Perhaps, says Cerier, but it also has to “be about the yum. ‘It’s not ‘hold your nose and eat right,’ it’s always about pleasure,” she says. “People want to be healthy. What I’m teaching is health-supported gourmet vegetarian cooking. They want the food to taste good, to be a celebration. That’s what I want to give them — a celebration of earth’s bounty, of ourselves in the kitchen.”
Shiitake Mushroom Risotto
Recipe adapted with permission from Leslie Cerier, copyright 2014.
3 tablespoons extra virgin olive oil
2 cloves organic garlic, sliced
1 cup organic onions, sliced
pinch of saffron
5 cups peeled, seeded and cubed organic butternut squash
2 cups fresh organic shiitake mushrooms caps, sliced
1 cup organic carnaroli or arborio rice
1 teaspoon sea salt
4 cups vegetable stock
1 teaspoon organic dried thyme
In a large saucepan, warm stock over low heat.

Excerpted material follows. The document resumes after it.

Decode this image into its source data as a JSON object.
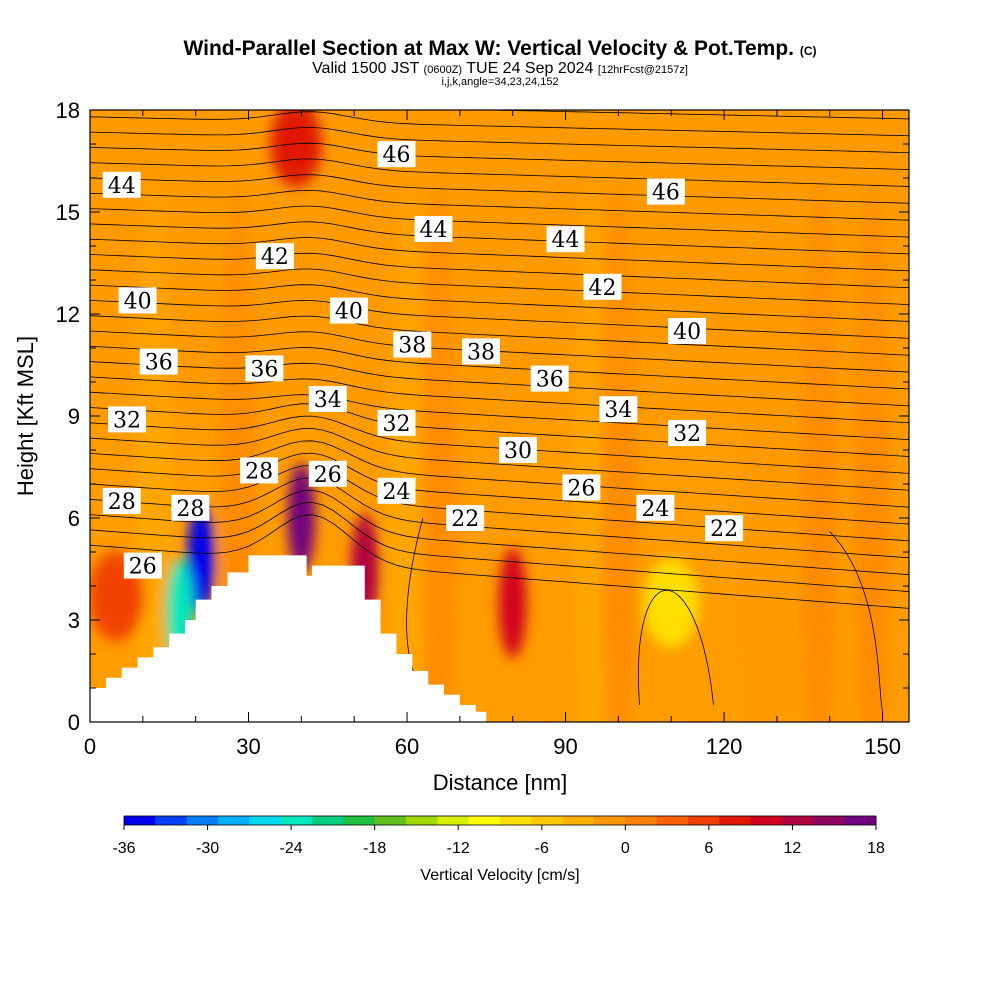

Heat the oil in a 6-quart stock pot over medium heat. Add garlic, onions and saffron. Saute for 5 minutes or until the onions soften. Add the butternut squash and continue to saute for about 10 minutes, or until the squash softens. Add the shiitake mushrooms, rice and salt into the butternut squash mixture and continue to stir for 3 minutes to blend ingredients.
Add 1 cup of simmering stock to the rice mixture, and adjust the heat to maintain a lively simmer. Continue stirring until the stock is absorbed and then add another cup of stock. Repeat with the remaining stock.
Once all the stock is absorbed, add and stir in the thyme. Taste and adjust the seasonings.